The star of The Walk is, well, the walk. This is the type of film that is only as successful as it’s climatic special effect. So after taking more than enough time to establish stakes that don’t resonate, does the big high-wire act scene pay off? Not at all. The Walk, ahem, stumbles when trying to match the immersive computer-generated environments of films like Gravity; it gives us a bland and cartoonish rendition of the ’74 Manhattan skyline that wouldn’t look out of place in a video game from a few years ago. Many reviews claim, “It feels like you’re actually on the high-wire with Petit!” Unless performing a high-wire act at 1700 feet in the air isn’t the least bit remarkable, I doubt that.

As The Walk bides it’s time until the big finale, we’re introduced to Petit  (Joseph Gordon-Levitt) and the enthusiastic team of accomplices he recruits to help him achieve his lifelong dream of hanging his wire on the World Trade Center. Gordon-Levitt is covered in so much unconvincing make-up that when he finally does open his mouth to reveal a ridiculous French accent, both elements work together to make Petit feel like another cartoonish computer-generated effect. Something about him just feels…off. Petit’s team of accomplices is astonishingly forgettable, and an underdeveloped love story does little more than throw a bunch of feelings at us and hope they stick.

The Walk is structured like an archetypical heist film, for no other reason than it needs to have some sort of accessible narrative structure for us to sit through before the high-wire act begins. By the time Petit’s caper fails to capture our imaginations, we’ve already been introduced to the big head-scratcher of The Walk. A series of cutaways to Petit standing on top of the Statue of Liberty and addressing us, directly, to narrate events in the film takes The Walk from bad to as bad as it can get. These cutaways are, well, stupid. Sometimes a criticism can’t be any more sophisticated than that.

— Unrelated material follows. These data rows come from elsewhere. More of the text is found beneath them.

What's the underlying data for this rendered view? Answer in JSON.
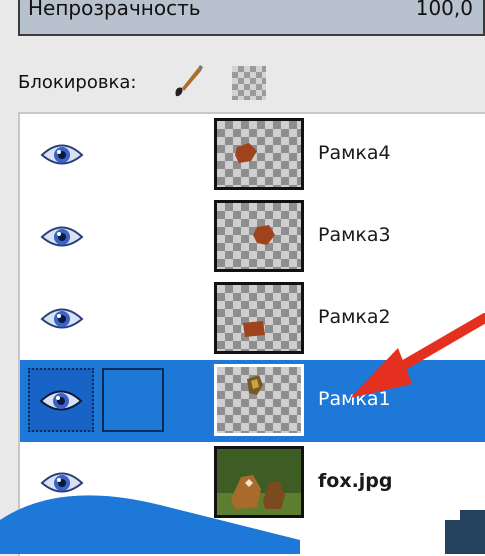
{
  "opacity": {
    "label": "Непрозрачность",
    "value": "100,0"
  },
  "lock": {
    "label": "Блокировка:",
    "icons": [
      "paintbrush-icon",
      "alpha-checker-icon"
    ]
  },
  "layers": [
    {
      "name": "Рамка4",
      "visible": true,
      "selected": false,
      "thumb": "transparent-with-brown-blob"
    },
    {
      "name": "Рамка3",
      "visible": true,
      "selected": false,
      "thumb": "transparent-with-brown-blob"
    },
    {
      "name": "Рамка2",
      "visible": true,
      "selected": false,
      "thumb": "transparent-with-brown-blob"
    },
    {
      "name": "Рамка1",
      "visible": true,
      "selected": true,
      "thumb": "transparent-with-small-fox"
    },
    {
      "name": "fox.jpg",
      "visible": true,
      "selected": false,
      "thumb": "fox-photo"
    }
  ],
  "colors": {
    "selection": "#1e78d8",
    "arrow": "#e6301f",
    "overlay_wave": "#1e78d8"
  }
}
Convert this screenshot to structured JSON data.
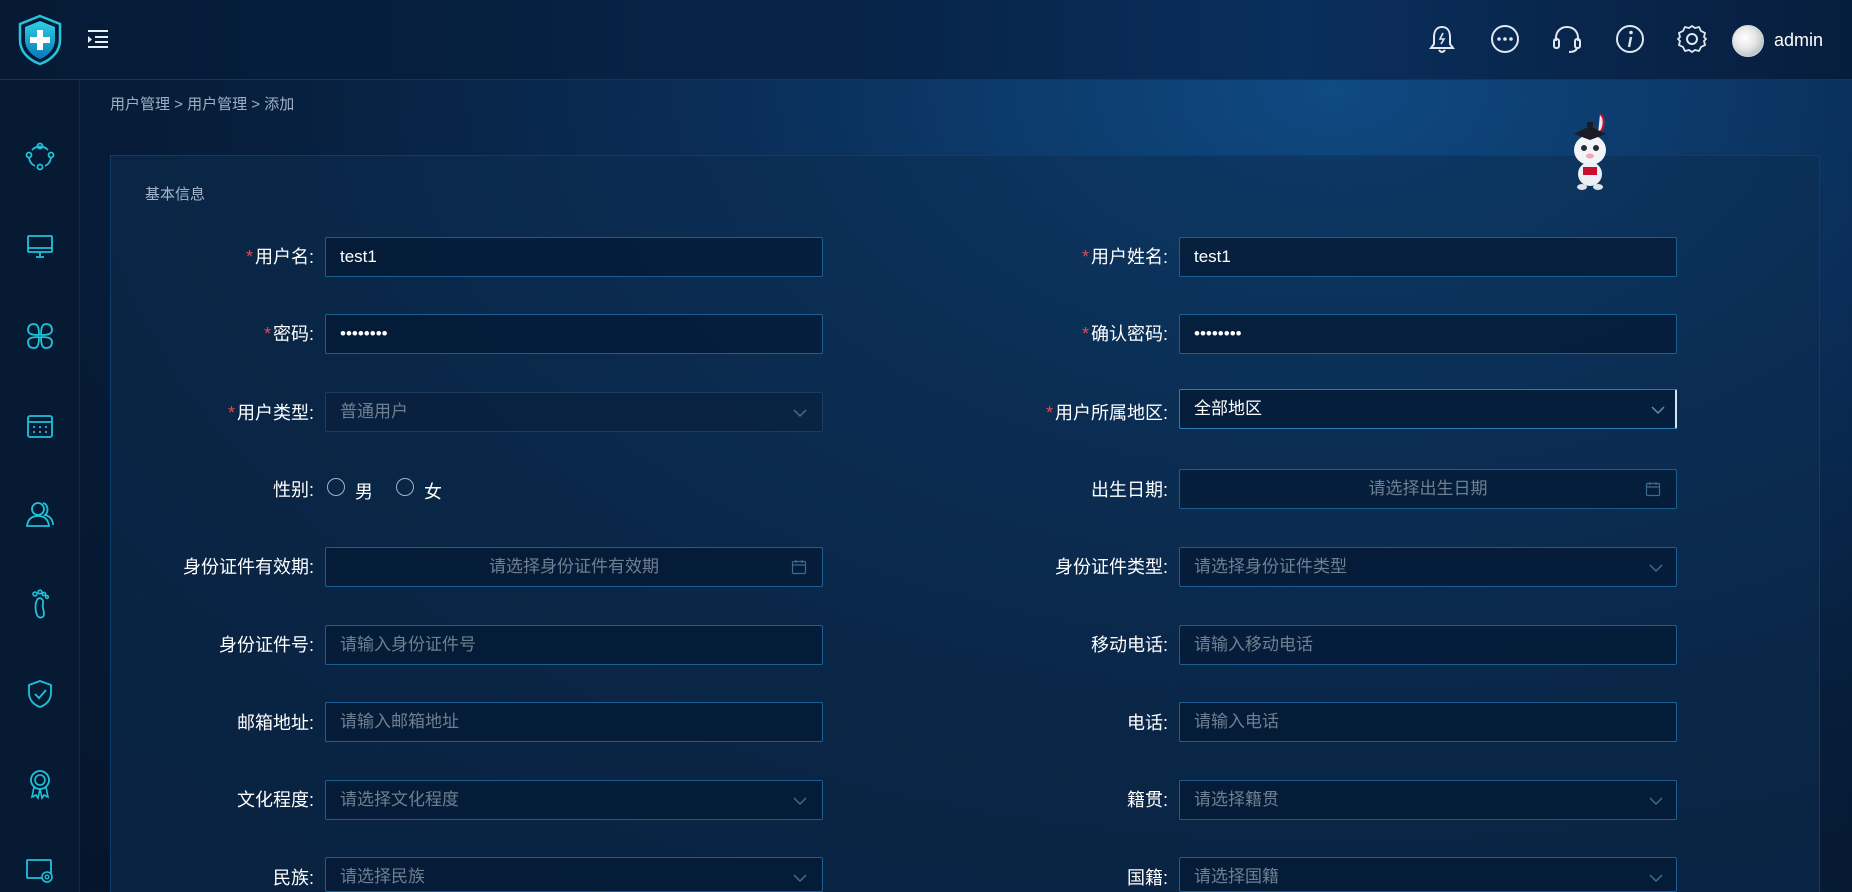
{
  "header": {
    "username": "admin",
    "icons": [
      "bell-icon",
      "more-icon",
      "headset-icon",
      "info-icon",
      "gear-icon"
    ]
  },
  "sidebar": {
    "icons": [
      "network-icon",
      "monitor-icon",
      "apps-icon",
      "calendar-icon",
      "users-icon",
      "footprint-icon",
      "shield-check-icon",
      "award-icon",
      "screen-settings-icon"
    ]
  },
  "breadcrumb": {
    "item1": "用户管理",
    "sep1": " > ",
    "item2": "用户管理",
    "sep2": " > ",
    "item3": "添加"
  },
  "section": {
    "title": "基本信息"
  },
  "form": {
    "required_mark": "*",
    "username": {
      "label": "用户名:",
      "value": "test1"
    },
    "realname": {
      "label": "用户姓名:",
      "value": "test1"
    },
    "password": {
      "label": "密码:",
      "value": "••••••••"
    },
    "confirm_password": {
      "label": "确认密码:",
      "value": "••••••••"
    },
    "user_type": {
      "label": "用户类型:",
      "value": "普通用户"
    },
    "region": {
      "label": "用户所属地区:",
      "value": "全部地区"
    },
    "gender": {
      "label": "性别:",
      "options": [
        "男",
        "女"
      ]
    },
    "birthdate": {
      "label": "出生日期:",
      "placeholder": "请选择出生日期"
    },
    "id_validity": {
      "label": "身份证件有效期:",
      "placeholder": "请选择身份证件有效期"
    },
    "id_type": {
      "label": "身份证件类型:",
      "placeholder": "请选择身份证件类型"
    },
    "id_number": {
      "label": "身份证件号:",
      "placeholder": "请输入身份证件号"
    },
    "mobile": {
      "label": "移动电话:",
      "placeholder": "请输入移动电话"
    },
    "email": {
      "label": "邮箱地址:",
      "placeholder": "请输入邮箱地址"
    },
    "phone": {
      "label": "电话:",
      "placeholder": "请输入电话"
    },
    "education": {
      "label": "文化程度:",
      "placeholder": "请选择文化程度"
    },
    "native_place": {
      "label": "籍贯:",
      "placeholder": "请选择籍贯"
    },
    "ethnicity": {
      "label": "民族:",
      "placeholder": "请选择民族"
    },
    "nationality": {
      "label": "国籍:",
      "placeholder": "请选择国籍"
    }
  },
  "colors": {
    "accent": "#1ec3d8",
    "required": "#e8474c",
    "border": "#1d5e92"
  }
}
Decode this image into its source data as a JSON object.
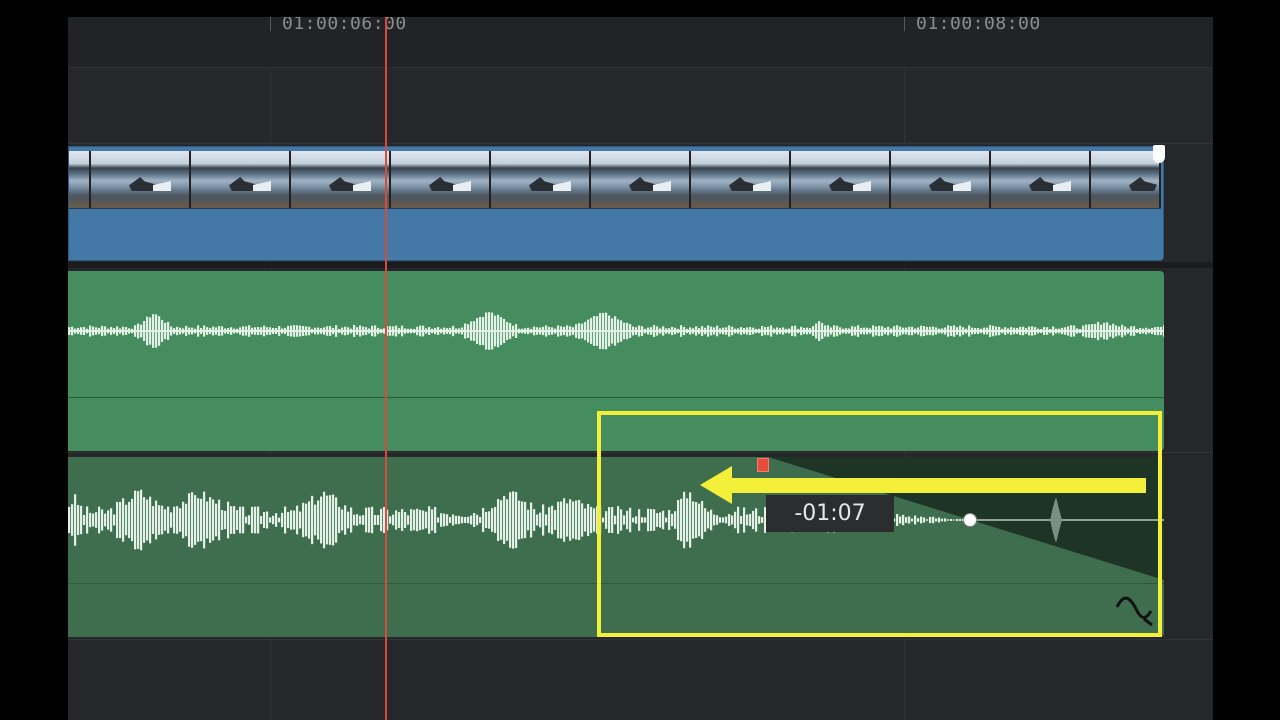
{
  "ruler": {
    "timecodes": [
      "01:00:06:00",
      "01:00:08:00"
    ]
  },
  "tooltip": {
    "duration": "-01:07"
  },
  "colors": {
    "video_clip": "#4478a6",
    "audio_track_1": "#458d5f",
    "audio_track_2": "#3f6e4f",
    "playhead": "#d84a3a",
    "highlight": "#f4f03a"
  },
  "icons": [
    "fade-curve-icon",
    "fade-handle-icon",
    "arrow-icon"
  ]
}
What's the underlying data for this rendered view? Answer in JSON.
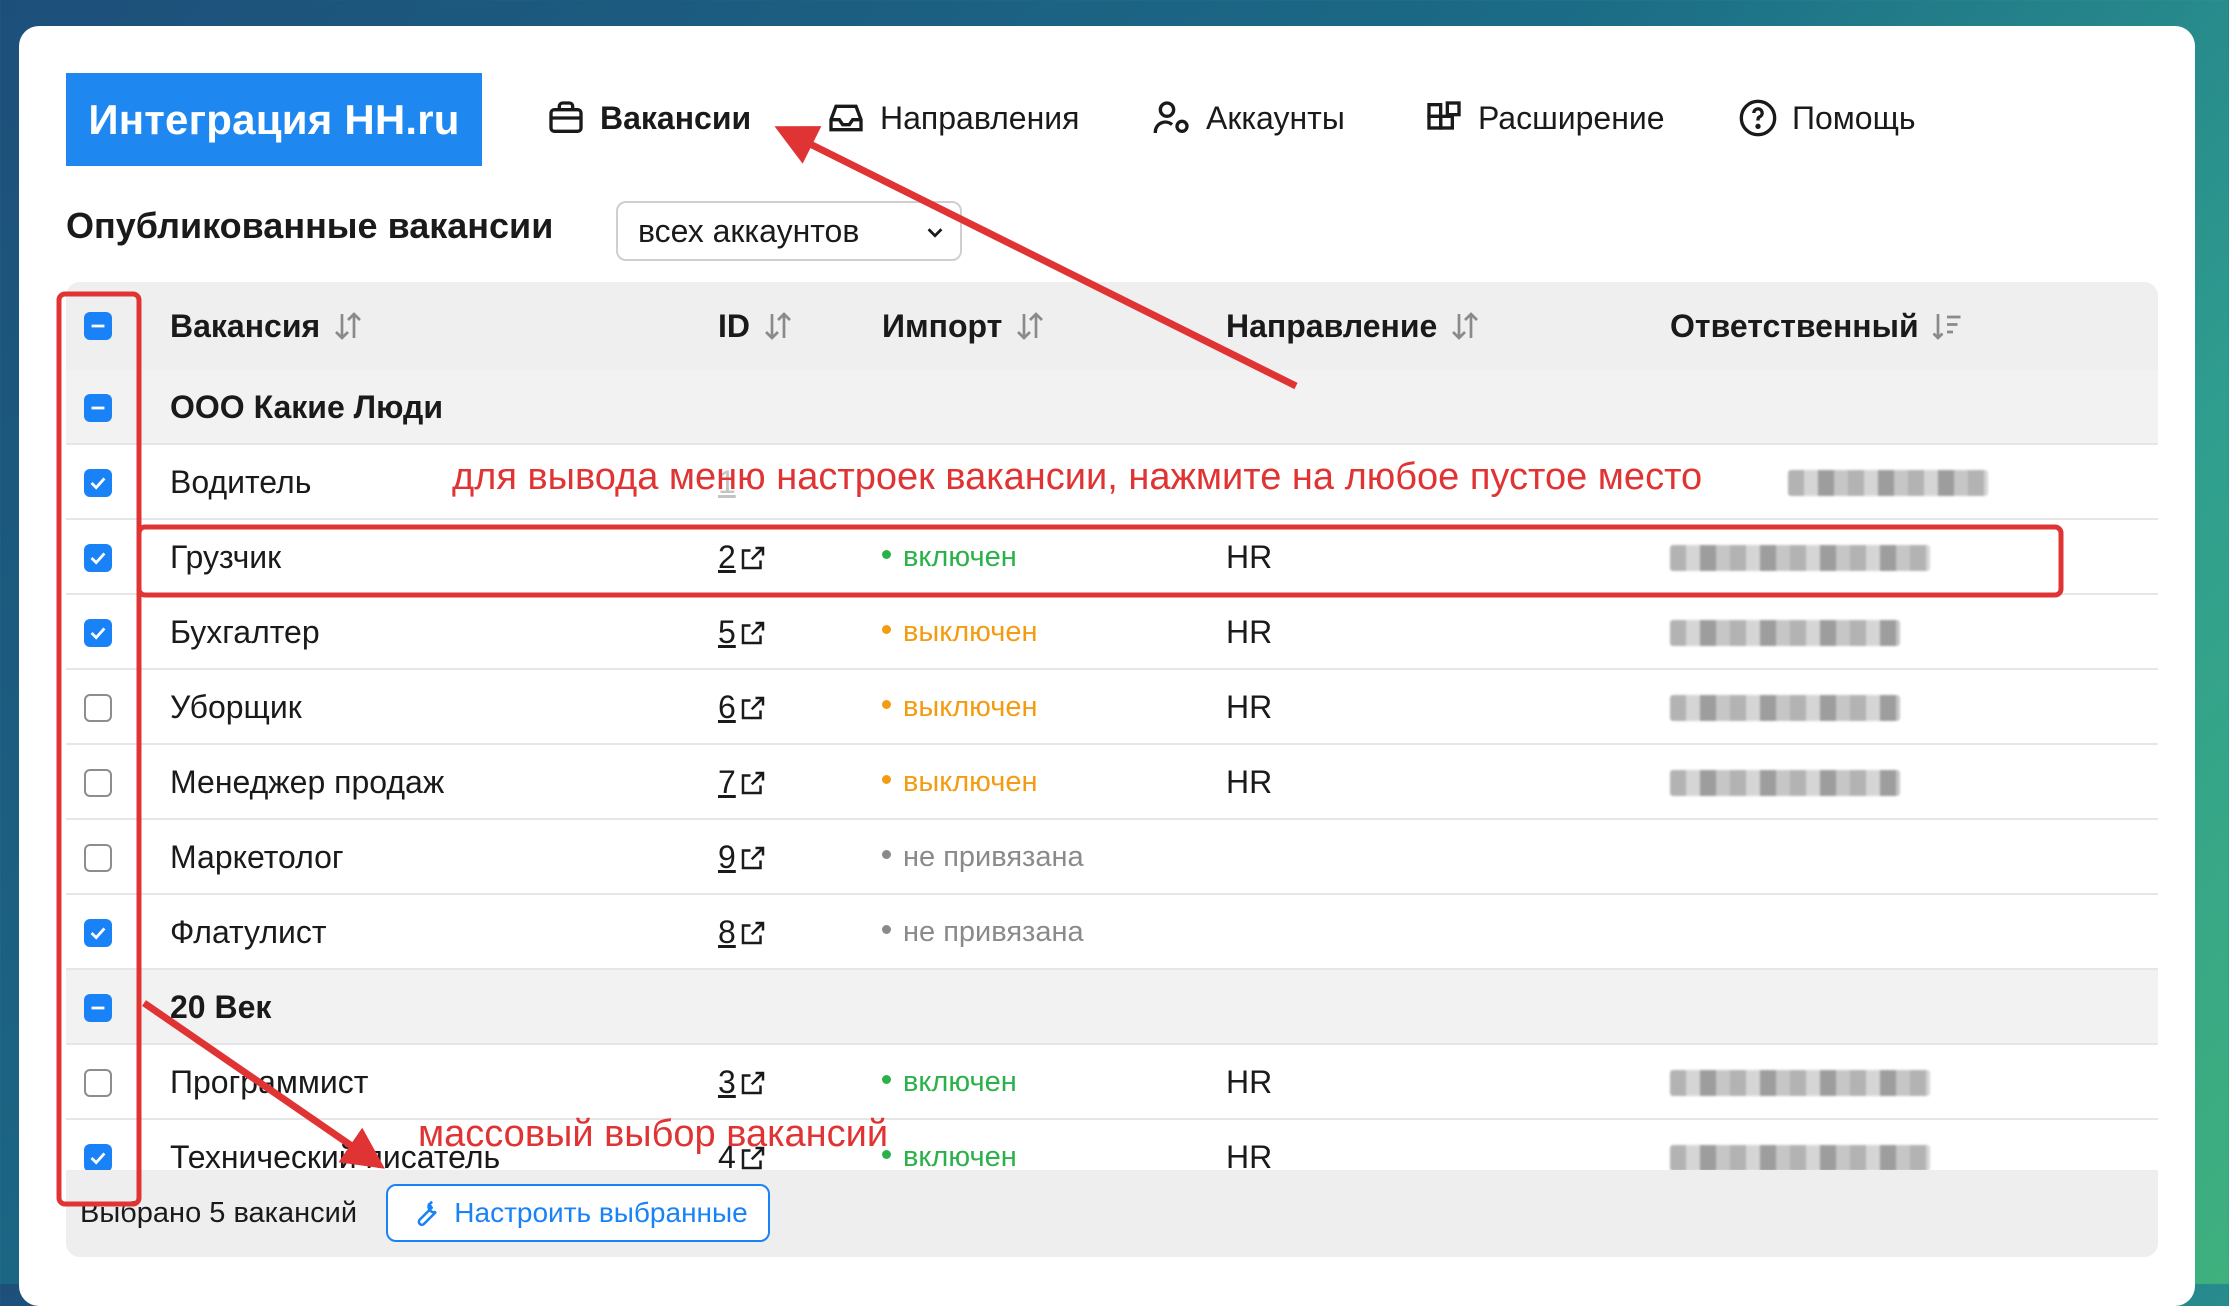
{
  "header": {
    "brand": "Интеграция HH.ru",
    "nav": [
      {
        "label": "Вакансии",
        "icon": "briefcase-icon",
        "active": true
      },
      {
        "label": "Направления",
        "icon": "inbox-icon"
      },
      {
        "label": "Аккаунты",
        "icon": "user-settings-icon"
      },
      {
        "label": "Расширение",
        "icon": "puzzle-icon"
      },
      {
        "label": "Помощь",
        "icon": "help-circle-icon"
      }
    ]
  },
  "page": {
    "title": "Опубликованные вакансии",
    "account_filter": "всех аккаунтов"
  },
  "table": {
    "columns": {
      "vacancy": "Вакансия",
      "id": "ID",
      "import": "Импорт",
      "direction": "Направление",
      "responsible": "Ответственный"
    },
    "group1": "ООО Какие Люди",
    "group2": "20 Век",
    "rows": [
      {
        "name": "Водитель",
        "id": "1",
        "status": "",
        "direction": "",
        "checked": true
      },
      {
        "name": "Грузчик",
        "id": "2",
        "status": "включен",
        "direction": "HR",
        "checked": true
      },
      {
        "name": "Бухгалтер",
        "id": "5",
        "status": "выключен",
        "direction": "HR",
        "checked": true
      },
      {
        "name": "Уборщик",
        "id": "6",
        "status": "выключен",
        "direction": "HR",
        "checked": false
      },
      {
        "name": "Менеджер продаж",
        "id": "7",
        "status": "выключен",
        "direction": "HR",
        "checked": false
      },
      {
        "name": "Маркетолог",
        "id": "9",
        "status": "не привязана",
        "direction": "",
        "checked": false
      },
      {
        "name": "Флатулист",
        "id": "8",
        "status": "не привязана",
        "direction": "",
        "checked": true
      },
      {
        "name": "Программист",
        "id": "3",
        "status": "включен",
        "direction": "HR",
        "checked": false
      },
      {
        "name": "Технический писатель",
        "id": "4",
        "status": "включен",
        "direction": "HR",
        "checked": true
      }
    ]
  },
  "footer": {
    "selected_text": "Выбрано 5 вакансий",
    "configure_button": "Настроить выбранные"
  },
  "annotations": {
    "settings_hint": "для вывода меню настроек вакансии, нажмите на любое пустое место",
    "bulk_hint": "массовый выбор вакансий"
  },
  "colors": {
    "accent": "#1e88f0",
    "enabled": "#2ab24a",
    "disabled": "#f39c12",
    "unlinked": "#8a8a8a",
    "annotation": "#e03434"
  }
}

When I claim that I can’t see any reason why The Walk is getting such positive reviews from other critics, it’s because I literally can’t. The Walk has no redeeming qualities and gets a failing grade here because it is, by far, the worst film I have seen this year—and I saw Paul Blart 2. Although Petit’s famous stunt showed us the height of beauty and spectacle, The Walk shows us a pit of dullness and horrendous creative decisions. Yikes.